Cathal states that Fox Williams also negotiated the terms of the transition to the consultancy role in April of 2009. The LTD policy was subject to Bermudan law and it was imperative that the new contract included a clause specifying:
“… that English law and jurisdiction would apply, that the Claimant had a right to CIGNA Medical Insurance for the rest of his lifetime as well as an ongoing part-time consultancy role an a cash payout.”

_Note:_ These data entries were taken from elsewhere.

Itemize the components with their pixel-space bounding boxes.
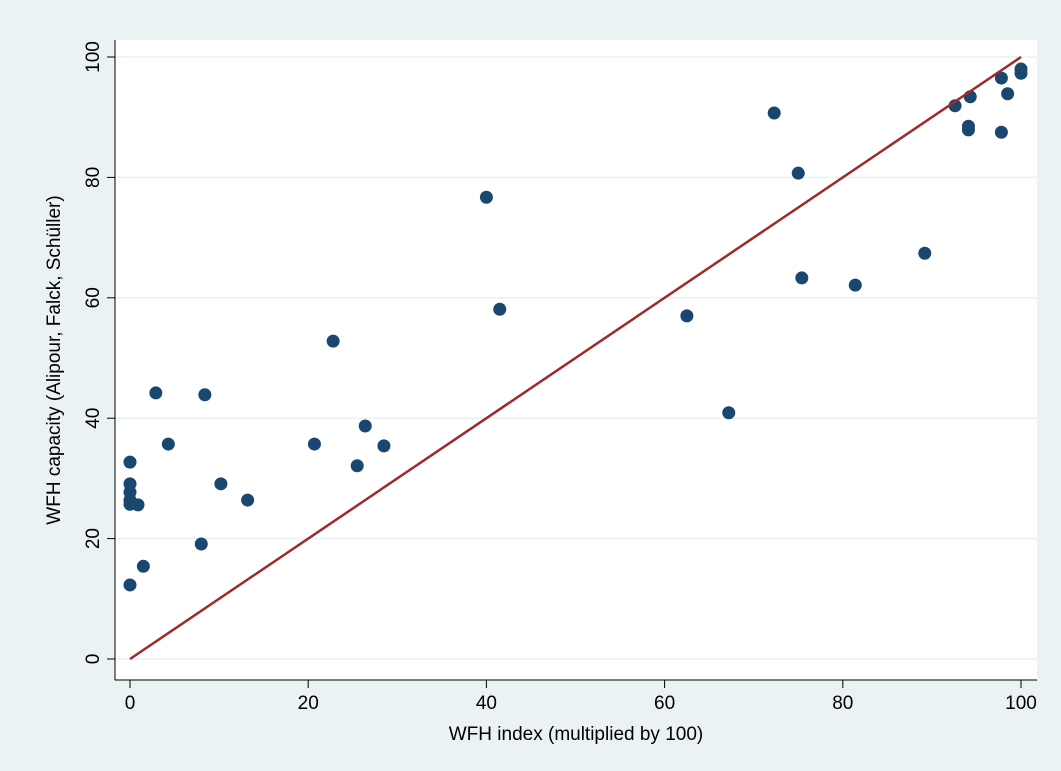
point xyxy=(994,125,1008,139)
point xyxy=(994,71,1008,85)
point xyxy=(918,246,932,260)
x-axis-label: WFH index (multiplied by 100) xyxy=(449,724,703,745)
point xyxy=(214,477,228,491)
y-tick-label: 40 xyxy=(83,408,104,429)
y-tick-label: 60 xyxy=(83,287,104,308)
point xyxy=(149,386,163,400)
point xyxy=(307,437,321,451)
y-axis-label: WFH capacity (Alipour, Falck, Schüller) xyxy=(44,195,65,524)
point xyxy=(123,485,137,499)
point xyxy=(241,493,255,507)
point xyxy=(326,334,340,348)
point xyxy=(848,278,862,292)
point xyxy=(350,459,364,473)
point xyxy=(198,388,212,402)
y-tick-label: 100 xyxy=(83,41,104,73)
point xyxy=(161,437,175,451)
x-tick-label: 40 xyxy=(476,693,497,714)
point xyxy=(795,271,809,285)
x-tick-label: 20 xyxy=(298,693,319,714)
point xyxy=(680,309,694,323)
y-tick-label: 20 xyxy=(83,528,104,549)
point xyxy=(123,455,137,469)
point xyxy=(1001,87,1015,101)
reference-line xyxy=(129,55,1022,661)
y-tick-label: 0 xyxy=(83,654,104,665)
x-tick-label: 60 xyxy=(654,693,675,714)
point xyxy=(961,123,975,137)
point xyxy=(791,166,805,180)
point xyxy=(1014,66,1028,80)
point xyxy=(479,190,493,204)
y-tick-label: 80 xyxy=(83,167,104,188)
x-tick-label: 0 xyxy=(125,693,136,714)
point xyxy=(767,106,781,120)
point xyxy=(194,537,208,551)
plot-area xyxy=(115,40,1037,680)
point xyxy=(358,419,372,433)
point xyxy=(136,559,150,573)
point xyxy=(377,439,391,453)
point xyxy=(722,406,736,420)
x-tick-label: 80 xyxy=(832,693,853,714)
point xyxy=(493,302,507,316)
x-tick-label: 100 xyxy=(1005,693,1037,714)
point xyxy=(123,578,137,592)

The inclusion of the English law clause would have protected Cathal’s ongoing medical insurance beyond 2011 when the consultancy ended. It’s omission meant that upon his departure from his consultancy role he was advised that his CIGNA medical insurance had also immediately ceased. Fox Williams deny that such a clause was in any draft of the severance of the partnership agreement (paragraph 83) and in fact that they had only limited involvement in the negotiations for Cathal’s departure, odd given that this was in large part why Cathal had engaged their services.
Under the terms of the AD&D policy, Cathal understood that he should have been entitled to an immediate payment of $500,000 due to the loss of part of his right foot and in 2011 he was still attending physiotherapy appointments three days per week. Yet, the funds were not paid until August of 2012 after he asked the firm SGH Martineau LLP to take over as his legal counsel, Cathal having lost faith in Fox Williams. The compensation did not take allow for loss of interest accruals that could have been assumed had the money been invested since the time of his disablement. The lack of those funds for those six years and particularly after his medical insurance was severed when his consultancy role ended, placing undue stress upon both Cathal and his family.
Cathal knew when submitting his claim in 2014 that he would need further surgery to manage his injuries. As a permanently disabled and dismembered man with significant ongoing medical costs, no medical insurer would go near him. He was, quite simply, uninsurable. Left without medical insurance and unable to attain such due to the severity of his injuries that required ongoing treatment and with a family to continue to support, he has been left with no option other than to pursue a claim of negligence against the law firm that acted on his behalf after his accident. In the meantime has found himself reliant upon the goodwill of those around him, including his family, who are now rely upon their dwindling savings.
Cathal met the definition for Total and Permanent Disablement under the TLD policy. The failure to specify the jurisdiction in his new contract of employment proved to be disastrous. This combined with what Cathal believes to be failure to advise him of his entitlements under the TLD policy have denied him ongoing financial support that should have been paid until he was well into his dotage. If his claim succeeds, Cathal will be assured of at least some of the funds he needs to continue his rehabilitation. He never intended to be a burden to his family or community – all he wants is justice so that he can live as full a life as possible once again.